Parliamo, invece, delle stelle del firmamento dell'istruzione, le quali hanno deciso di scendere dal tetto. Quello dell’Ufficio Scolastico Provinciale di Benevento nella fattispecie. E non per fermare la protesta o in maniera rumorosa occupare altri luoghi a discapito di lavoratori loro pari: è questa la forza della novità. È nato, infatti, in seguito a un incontro con il Sindaco, Fausto Pepe, e l’Assessore ai Lavori Pubblici, Aldo Damiano, un progetto di risposta sociale ben più articolato di un semplice seppure importante sit-in... anzi sit-up! In precedenza si era, infatti, deciso di occupare simbolicamente un edificio del Rione Libertà, quartiere popolare del capoluogo, che dovrebbe essere destinato ad ospitare l'asilo. «Si tratta di un edificio ristrutturato e mai restituito alla comunità, uno spazio chiuso che abbiamo deciso di aprire al territorio, ai giovani e ai bambini del quartiere e della città» dichiarava il 12 settembre al quotidiano Libero Daniela Basile, insegnante e referente del CIPS, Comitato Insegnanti Precari Sannita. In seguito alla tavola di concertazione, invece, il Comune ha offerto loro la sede del centro sociale polifunzionale "è più bello insieme", presente sempre nello stesso quartiere. Quali saranno le attività svolte? È la Basile stessa a spiegarlo: «Offrire uno spazio per l'autoformazione, un luogo di socialità aperto alla città e soprattutto ai giovani. Dall'inizio dell'anno scolastico nascerà la Scuola Popolare Alternativa, unica risposta possibile allo scempio Gelmini, dove gli insegnanti precari metteranno a disposizione della città la loro esperienza per tenere corsi di doposcuola gratuito e lezioni di approfondimento per ogni materia di insegnamento».

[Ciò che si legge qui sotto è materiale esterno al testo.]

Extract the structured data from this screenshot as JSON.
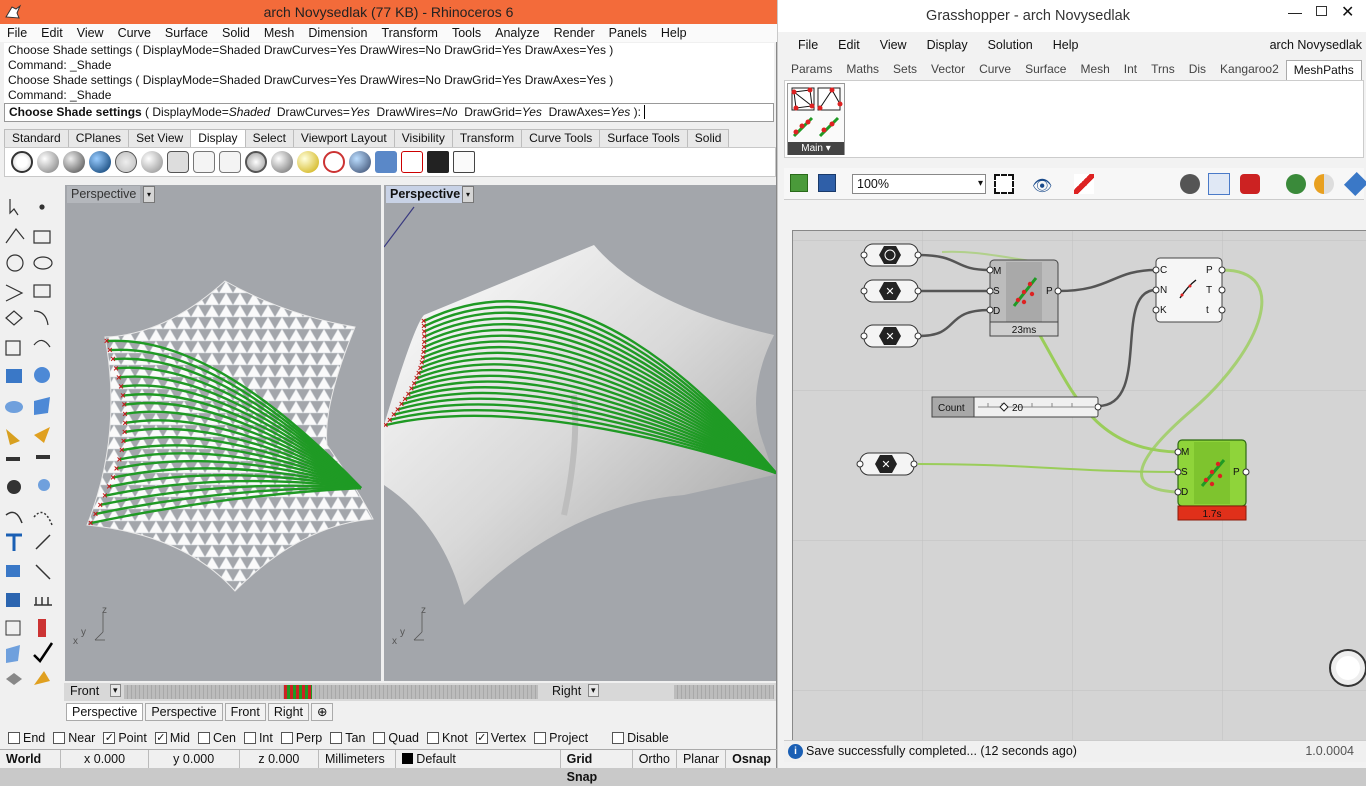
{
  "rhino": {
    "title": "arch Novysedlak (77 KB) - Rhinoceros 6",
    "menu": [
      "File",
      "Edit",
      "View",
      "Curve",
      "Surface",
      "Solid",
      "Mesh",
      "Dimension",
      "Transform",
      "Tools",
      "Analyze",
      "Render",
      "Panels",
      "Help"
    ],
    "history": [
      "Choose Shade settings ( DisplayMode=Shaded  DrawCurves=Yes  DrawWires=No  DrawGrid=Yes  DrawAxes=Yes )",
      "Command: _Shade",
      "Choose Shade settings ( DisplayMode=Shaded  DrawCurves=Yes  DrawWires=No  DrawGrid=Yes  DrawAxes=Yes )",
      "Command: _Shade"
    ],
    "prompt": {
      "label": "Choose Shade settings",
      "open": "(",
      "k1": "DisplayMode=",
      "v1": "Shaded",
      "k2": "DrawCurves=",
      "v2": "Yes",
      "k3": "DrawWires=",
      "v3": "No",
      "k4": "DrawGrid=",
      "v4": "Yes",
      "k5": "DrawAxes=",
      "v5": "Yes",
      "close": "):"
    },
    "tool_tabs": [
      "Standard",
      "CPlanes",
      "Set View",
      "Display",
      "Select",
      "Viewport Layout",
      "Visibility",
      "Transform",
      "Curve Tools",
      "Surface Tools",
      "Solid"
    ],
    "active_tool_tab": "Display",
    "viewports": {
      "left": "Perspective",
      "right": "Perspective",
      "mini_left": "Front",
      "mini_right": "Right"
    },
    "view_tabs": [
      "Perspective",
      "Perspective",
      "Front",
      "Right"
    ],
    "osnap": [
      {
        "label": "End",
        "checked": false
      },
      {
        "label": "Near",
        "checked": false
      },
      {
        "label": "Point",
        "checked": true
      },
      {
        "label": "Mid",
        "checked": true
      },
      {
        "label": "Cen",
        "checked": false
      },
      {
        "label": "Int",
        "checked": false
      },
      {
        "label": "Perp",
        "checked": false
      },
      {
        "label": "Tan",
        "checked": false
      },
      {
        "label": "Quad",
        "checked": false
      },
      {
        "label": "Knot",
        "checked": false
      },
      {
        "label": "Vertex",
        "checked": true
      },
      {
        "label": "Project",
        "checked": false
      },
      {
        "label": "Disable",
        "checked": false
      }
    ],
    "status": {
      "cplane": "World",
      "x": "x 0.000",
      "y": "y 0.000",
      "z": "z 0.000",
      "units": "Millimeters",
      "layer": "Default",
      "grid_snap": "Grid Snap",
      "ortho": "Ortho",
      "planar": "Planar",
      "osnap": "Osnap"
    },
    "axis": {
      "x": "x",
      "y": "y",
      "z": "z"
    }
  },
  "gh": {
    "title": "Grasshopper - arch Novysedlak",
    "menu": [
      "File",
      "Edit",
      "View",
      "Display",
      "Solution",
      "Help"
    ],
    "doc_name": "arch Novysedlak",
    "tabs": [
      "Params",
      "Maths",
      "Sets",
      "Vector",
      "Curve",
      "Surface",
      "Mesh",
      "Int",
      "Trns",
      "Dis",
      "Kangaroo2",
      "MeshPaths"
    ],
    "active_tab": "MeshPaths",
    "ribbon_group": "Main",
    "zoom": "100%",
    "components": {
      "c1": {
        "in": [
          "M",
          "S",
          "D"
        ],
        "out": "P",
        "time": "23ms"
      },
      "c2": {
        "in": [
          "C",
          "N",
          "K"
        ],
        "out": [
          "P",
          "T",
          "t"
        ]
      },
      "c3": {
        "in": [
          "M",
          "S",
          "D"
        ],
        "out": "P",
        "time": "1.7s"
      },
      "slider": {
        "label": "Count",
        "value": "20"
      }
    },
    "status_text": "Save successfully completed... (12 seconds ago)",
    "version": "1.0.0004"
  }
}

La speranza, dunque, a Benevento non muore. Una scelta forte era, in realtà, stata proclamata sin dallo scorso 30 giugno con la manifestazione “Domani scompaio” svoltasi al musa, il Polo Museale della Tecnica e del Lavoro in Agricoltura. In quell’occasione fu attivata una raccolta fondi a sostegno dei cosiddetti “precari della scuola” che l’indomani sarebbero stati dichiarati a tutti gli effetti disoccupati. Un maxi concerto sullo stile del 1° Maggio romano, un’esperienza di solidarietà che ha visto e vede tuttora come testimonial i grandi volti della libera comunicazione, sia nel giornalismo che nell’arte: da Zulu a Jovine, da Alfonso Coviello dei Sancto Ianne all’ex no-global e onorevole Francesco Caruso, al Liceo Artistico “Leon Battista Alberti” con i suoi studenti e docenti. Sono in tanti, insomma, a mobilitarsi e a non smettere di sperare che “un altro mondo è possibile”. Un mondo dove la scuola non sia una voce come tante da iscrivere al bilancio dello Stato. O, meglio, dell’azienda-Stato, come ama definirla il Premier.

Per ora possiamo solo incrociare le dita e rimboccarci le maniche. E sperare di non essere costretti a sentirci dire che chi di speranza ha vissuto disperato sia morto.